A veces salíamos a una calle más ancha, o llegábamos a un edificio mayor que los habituales y bien iluminado. Entonces nos deteníamos, y yo lo veía consultar con otros hombres. A veces se metía por un arco o daba la vuelta a una esquina y mostraba misteriosamente la luz de su linternilla. Aquello atraía luces parecidas de diversos lugares oscuros, como si fueran insectos, y se celebraba una nueva consulta. Gradualmente parecíamos ir confinando nuestra búsqueda a límites más estrechos y fáciles. Ahora ya había agentes de policía de servicio que podían decir al señor Bucket lo que éste quería saber y señalarle adonde ir. Por fin nos detuvimos para que él celebrase una conversación bastante larga con uno de aquellos hombres, conversación que me pareció satisfactoria por la manera en que él asentía de vez en cuando. Por fin terminó y vino hacia mí, con aire muy serio y atento.

—Ahora, señorita Summerson —me dijo—, estoy seguro de que no va usted a alarmarse pase lo que pase.
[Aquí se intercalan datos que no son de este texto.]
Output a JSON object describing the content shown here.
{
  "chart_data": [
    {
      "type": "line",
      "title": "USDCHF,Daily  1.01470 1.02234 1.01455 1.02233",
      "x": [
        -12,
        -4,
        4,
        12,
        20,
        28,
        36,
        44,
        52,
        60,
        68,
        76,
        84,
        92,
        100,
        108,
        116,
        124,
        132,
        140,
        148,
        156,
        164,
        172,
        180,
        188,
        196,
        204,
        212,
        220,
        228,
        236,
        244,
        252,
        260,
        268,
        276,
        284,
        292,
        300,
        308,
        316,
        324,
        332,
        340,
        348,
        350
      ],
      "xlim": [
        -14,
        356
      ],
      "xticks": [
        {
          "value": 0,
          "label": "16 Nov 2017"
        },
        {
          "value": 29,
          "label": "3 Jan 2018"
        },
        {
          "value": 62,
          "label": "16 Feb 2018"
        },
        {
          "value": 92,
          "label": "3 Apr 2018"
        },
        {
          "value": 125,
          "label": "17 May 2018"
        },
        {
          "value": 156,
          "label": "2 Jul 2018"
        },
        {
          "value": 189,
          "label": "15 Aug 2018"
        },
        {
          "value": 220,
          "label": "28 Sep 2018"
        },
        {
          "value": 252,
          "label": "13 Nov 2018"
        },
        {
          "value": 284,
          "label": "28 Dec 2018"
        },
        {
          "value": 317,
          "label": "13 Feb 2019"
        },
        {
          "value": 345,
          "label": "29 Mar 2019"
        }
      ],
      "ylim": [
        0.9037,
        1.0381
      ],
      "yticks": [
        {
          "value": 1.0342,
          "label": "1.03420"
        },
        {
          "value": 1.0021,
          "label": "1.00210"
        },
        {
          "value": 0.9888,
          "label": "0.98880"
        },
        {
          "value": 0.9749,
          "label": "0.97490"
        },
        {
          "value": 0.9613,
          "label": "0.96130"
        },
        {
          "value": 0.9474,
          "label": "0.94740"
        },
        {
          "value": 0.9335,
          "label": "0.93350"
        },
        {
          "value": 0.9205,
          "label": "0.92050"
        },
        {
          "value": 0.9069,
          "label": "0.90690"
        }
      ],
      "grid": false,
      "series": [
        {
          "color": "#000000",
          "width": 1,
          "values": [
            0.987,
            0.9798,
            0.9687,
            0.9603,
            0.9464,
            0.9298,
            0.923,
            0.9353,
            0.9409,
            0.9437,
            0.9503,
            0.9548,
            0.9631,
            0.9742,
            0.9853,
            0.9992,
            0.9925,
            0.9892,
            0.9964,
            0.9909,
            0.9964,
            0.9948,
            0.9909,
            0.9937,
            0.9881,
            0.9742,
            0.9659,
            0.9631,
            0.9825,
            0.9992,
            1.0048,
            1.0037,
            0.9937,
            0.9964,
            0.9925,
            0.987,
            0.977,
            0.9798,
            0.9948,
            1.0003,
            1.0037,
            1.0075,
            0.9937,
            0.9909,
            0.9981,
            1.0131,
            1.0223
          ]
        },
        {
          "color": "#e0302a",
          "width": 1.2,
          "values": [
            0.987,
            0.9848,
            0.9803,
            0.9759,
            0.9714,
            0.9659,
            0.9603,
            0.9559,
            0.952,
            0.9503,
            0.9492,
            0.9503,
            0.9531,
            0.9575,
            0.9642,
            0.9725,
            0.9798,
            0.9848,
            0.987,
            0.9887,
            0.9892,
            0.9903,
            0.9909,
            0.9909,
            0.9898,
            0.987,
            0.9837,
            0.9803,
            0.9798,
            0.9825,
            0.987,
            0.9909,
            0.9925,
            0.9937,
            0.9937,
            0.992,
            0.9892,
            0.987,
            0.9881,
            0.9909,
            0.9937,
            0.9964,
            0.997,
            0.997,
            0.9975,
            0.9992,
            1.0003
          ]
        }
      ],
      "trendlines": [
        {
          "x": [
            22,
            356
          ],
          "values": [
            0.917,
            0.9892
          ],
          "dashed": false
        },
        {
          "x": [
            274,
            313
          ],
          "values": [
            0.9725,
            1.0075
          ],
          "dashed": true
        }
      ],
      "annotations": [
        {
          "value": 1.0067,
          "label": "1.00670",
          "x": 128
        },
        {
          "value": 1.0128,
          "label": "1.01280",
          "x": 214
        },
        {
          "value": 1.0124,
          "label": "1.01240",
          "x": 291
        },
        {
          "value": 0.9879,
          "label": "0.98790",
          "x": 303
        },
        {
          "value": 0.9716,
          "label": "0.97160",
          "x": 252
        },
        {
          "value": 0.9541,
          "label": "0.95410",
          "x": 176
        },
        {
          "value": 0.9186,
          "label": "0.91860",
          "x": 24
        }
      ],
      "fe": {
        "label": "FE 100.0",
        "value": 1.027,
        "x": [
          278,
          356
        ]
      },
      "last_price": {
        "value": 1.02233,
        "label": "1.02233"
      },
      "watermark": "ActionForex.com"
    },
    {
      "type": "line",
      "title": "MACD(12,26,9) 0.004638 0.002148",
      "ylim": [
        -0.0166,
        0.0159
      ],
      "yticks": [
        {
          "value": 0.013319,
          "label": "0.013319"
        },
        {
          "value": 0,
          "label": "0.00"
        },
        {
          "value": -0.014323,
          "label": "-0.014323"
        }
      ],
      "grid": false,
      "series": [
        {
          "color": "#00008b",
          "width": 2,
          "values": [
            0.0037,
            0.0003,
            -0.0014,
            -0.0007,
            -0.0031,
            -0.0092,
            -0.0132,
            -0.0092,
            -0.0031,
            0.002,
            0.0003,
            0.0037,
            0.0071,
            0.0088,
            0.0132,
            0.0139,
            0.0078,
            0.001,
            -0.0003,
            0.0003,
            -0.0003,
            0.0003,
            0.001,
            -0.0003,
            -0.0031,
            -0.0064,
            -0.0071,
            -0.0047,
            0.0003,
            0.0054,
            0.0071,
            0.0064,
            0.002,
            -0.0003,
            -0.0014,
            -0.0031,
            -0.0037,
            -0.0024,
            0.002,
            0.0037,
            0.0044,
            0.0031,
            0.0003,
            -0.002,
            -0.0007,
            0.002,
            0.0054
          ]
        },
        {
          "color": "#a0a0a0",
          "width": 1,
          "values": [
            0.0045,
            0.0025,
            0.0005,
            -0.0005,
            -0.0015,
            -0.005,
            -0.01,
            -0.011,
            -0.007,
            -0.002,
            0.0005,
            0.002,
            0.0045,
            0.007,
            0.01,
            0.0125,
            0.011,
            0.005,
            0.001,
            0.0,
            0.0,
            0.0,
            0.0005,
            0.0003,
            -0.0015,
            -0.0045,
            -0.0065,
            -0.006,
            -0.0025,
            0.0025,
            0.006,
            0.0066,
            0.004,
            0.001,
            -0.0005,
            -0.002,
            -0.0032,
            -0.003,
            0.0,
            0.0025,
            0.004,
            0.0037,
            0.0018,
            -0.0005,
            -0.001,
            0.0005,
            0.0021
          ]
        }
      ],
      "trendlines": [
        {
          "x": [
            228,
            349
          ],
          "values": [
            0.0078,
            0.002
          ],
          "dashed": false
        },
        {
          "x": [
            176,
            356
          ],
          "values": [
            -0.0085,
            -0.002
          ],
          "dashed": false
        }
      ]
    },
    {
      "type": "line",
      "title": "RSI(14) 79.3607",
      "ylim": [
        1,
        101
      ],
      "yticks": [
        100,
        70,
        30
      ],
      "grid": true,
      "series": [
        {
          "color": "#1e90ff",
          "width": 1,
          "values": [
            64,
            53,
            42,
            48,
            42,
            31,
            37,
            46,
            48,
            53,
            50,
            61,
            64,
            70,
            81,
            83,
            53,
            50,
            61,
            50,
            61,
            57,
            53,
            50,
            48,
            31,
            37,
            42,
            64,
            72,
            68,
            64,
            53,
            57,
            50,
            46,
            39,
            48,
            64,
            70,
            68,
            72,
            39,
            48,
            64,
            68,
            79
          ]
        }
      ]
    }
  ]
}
No necesito hacerle más advertencia que decirle que ya hemos encontrado a esta persona y que quizá me resulte usted útil incluso sin que me dé yo cuenta. No me gusta perdirle esto, hija mía, pero ¿querría usted ir un ratito a pie?

Naturalmente, me bajé de inmediato y le tomé del brazo.

—Hay que andar con cuidado para no caerse —dijo el señor Bucket—, pero tómese usted su tiempo.

Aunque yo iba mirando en mi derredor confusa y apresuradamente, cuando cruzamos la calle pensé que sabía dónde estábamos y le pregunté:

—¿Estamos en Holborn?

—Sí —dijo el señor Bucket—. ¿Conoce usted esta esquina?

—Parece Chancery Lane.

—Y así se llama, hija mía —dijo el señor Bucket.

Dimos la vuelta a la esquina y mientras seguíamos avanzando entre el barro oí que los relojes daban las cinco y media. Seguimos en silencio y a toda la velocidad que podíamos por un suelo tan resbaladizo, cuando vino alguien hacia nosotros por la estrecha acera, envuelto en una capa, que se detuvo y se hizo a un lado para dejarme pasar. En aquel mismo momento oí una exclamación de sorpresa y mi propio nombre, pronunciado por el señor Woodcourt. Conocía muy bien su voz.